Metadata-Version: 2.4
Name: metricon
Version: 0.0.2
Summary: Beats, downbeats and bars from neural logits — a fast state-space decoder.
Author-email: auvux <pkiers.1983@gmail.com>
License-Expression: MIT
Project-URL: Homepage, https://github.com/auvux/metricon
Project-URL: Repository, https://github.com/auvux/metricon
Project-URL: Issues, https://github.com/auvux/metricon/issues
Keywords: beat tracking,downbeat,meter,tempo,viterbi,hmm,mir
Classifier: Development Status :: 3 - Alpha
Classifier: Intended Audience :: Science/Research
Classifier: Programming Language :: Python :: 3
Classifier: Programming Language :: Python :: 3 :: Only
Classifier: Programming Language :: Python :: 3.9
Classifier: Programming Language :: Python :: 3.10
Classifier: Programming Language :: Python :: 3.11
Classifier: Programming Language :: Python :: 3.12
Classifier: Programming Language :: Python :: 3.13
Classifier: Topic :: Multimedia :: Sound/Audio :: Analysis
Classifier: Topic :: Scientific/Engineering
Requires-Python: >=3.9
Description-Content-Type: text/markdown
License-File: LICENSE
Requires-Dist: numpy>=1.21
Provides-Extra: dev
Requires-Dist: pytest>=7; extra == "dev"
Dynamic: license-file

# metricon

**Beats, downbeats and bars from neural logits — a fast state-space decoder.**

`metricon` is the *decoder* half of a beat-tracking pipeline. You bring per-frame
beat/downbeat **logits** from any model (e.g. [Beat This!](https://github.com/CPJKU/beat_this),
an RNN/TCN, your own); metricon turns them into metrical structure — beats,
downbeats, tempo and meter — with a state-space HMM decoded by Viterbi.
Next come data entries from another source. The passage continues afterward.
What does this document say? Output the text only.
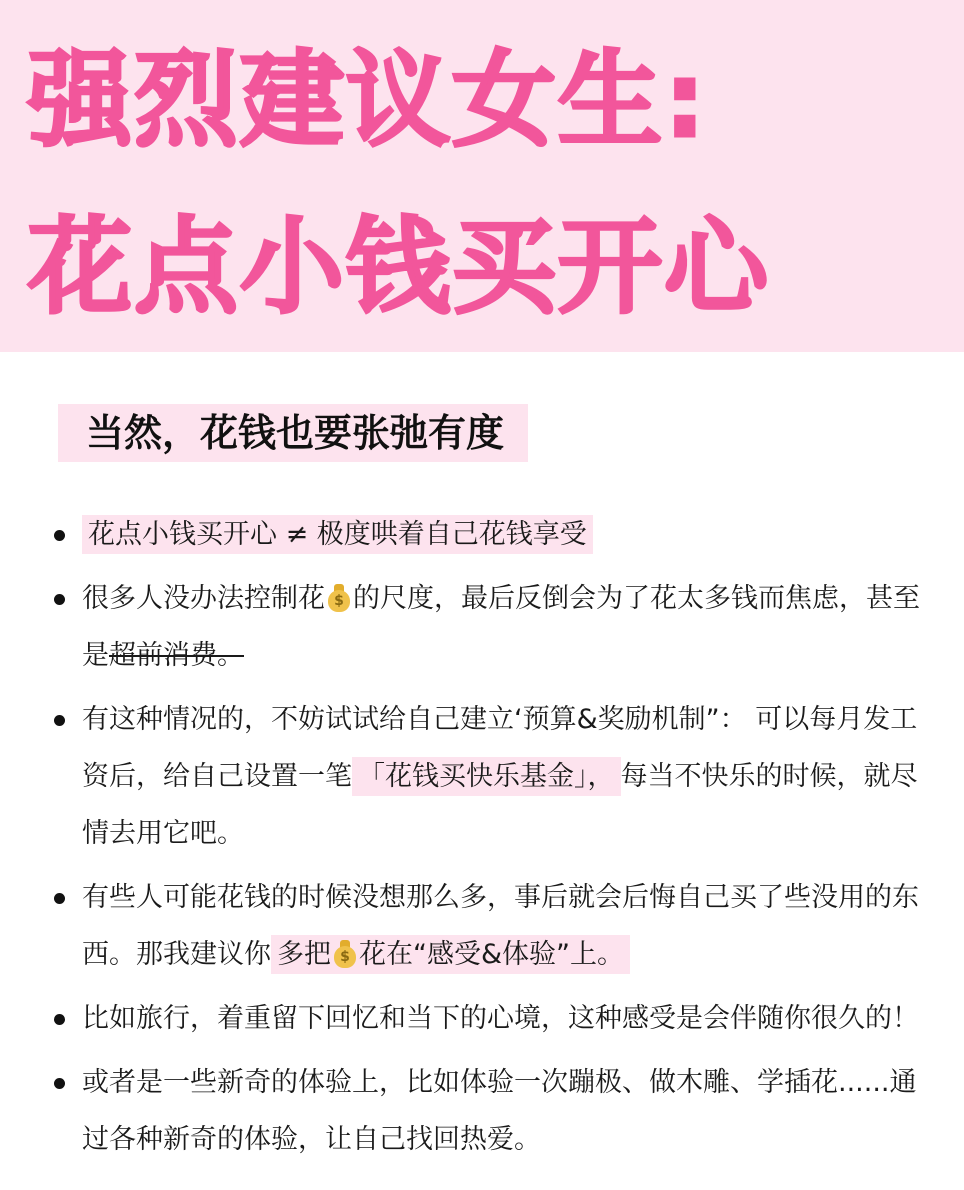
强烈建议女生:
花点小钱买开心
当然，花钱也要张弛有度
花点小钱买开心 ≠ 极度哄着自己花钱享受
很多人没办法控制花 $ 的尺度，最后反倒会为了花太多钱而焦虑，甚至是超前消费。
有这种情况的，不妨试试给自己建立‘预算&奖励机制”： 可以每月发工资后，给自己设置一笔 「花钱买快乐基金」， 每当不快乐的时候，就尽情去用它吧。
有些人可能花钱的时候没想那么多，事后就会后悔自己买了些没用的东西。那我建议你 多把 $ 花在“感受&体验”上。
比如旅行，着重留下回忆和当下的心境，这种感受是会伴随你很久的！
或者是一些新奇的体验上，比如体验一次蹦极、做木雕、学插花......通过各种新奇的体验，让自己找回热爱。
No audio,
no neural net, no `torch`: just `numpy`.

```python
import metricon

beats = metricon.track_beats(beat_logits, fps=50)
print(beats.times)            # numpy array of beat times (seconds)
beats.to_tsv("beats.tsv")
```

From probabilities instead of logits:

```python
act = metricon.Activations.from_activations(beat_prob, fps=50)
beats = metricon.track_beats(act)
```

Downbeats, bars and meter (needs downbeat logits):

```python
# one meter for the whole piece (the best-scoring of the candidates)
bars = metricon.track_downbeats(beat_logits, downbeat_logits, beats_per_bar=(3, 4))

# or let the time signature change within the piece
bars = metricon.track_bars(beat_logits, downbeat_logits, beats_per_bar=(3, 4, 6))
print(bars.times)            # beat times (seconds)
print(bars.numbers)          # position in the bar, 1 = downbeat
print(bars.downbeat_times)   # just the downbeats
```

Constrain the path through events you already know (the rest are filled in) —
beats for `track_beats`, beats and/or downbeats for the bar trackers:

```python
beats = metricon.track_beats(beat_logits, fps=50, anchors=[1.02, 2.05, 3.07])

# force bar lines without pinning the meter — the decoder still picks 3/4 vs 4/4
bars = metricon.track_bars(beat_logits, downbeat_logits,
                           downbeat_anchors=[0.51, 2.49, 4.47])
```

See [`docs/api.md`](docs/api.md) for the full API.

## Why

Built from the published Krebs/Böck/Widmer equations (CC BY 4.0 — see
`docs/algorithm.md`): the efficient bar-pointer DBN with a fast, low-memory
decoder that comfortably handles long, high-fps tracks.

## Status

Beats, downbeats, bars and within-song meter changes all work today, decoded by
the compiled float32 kernel, plus "fill-in" anchored decoding from known beats
and downbeats.

## Roadmap

- **Arbitrary beat-in-bar anchors.** Beat and downbeat anchors work today (force
  a beat, or a downbeat / bar line, at a known time). Forcing a *specific*
  beat-in-bar position — e.g. "this is beat 3 of the bar" — needs per-state
  masking in the decoder rather than the current per-column masking, since the
  beat-in-bar lives in the state, not the emission column. Planned.

## License

MIT. See `NOTICE` for algorithm citations.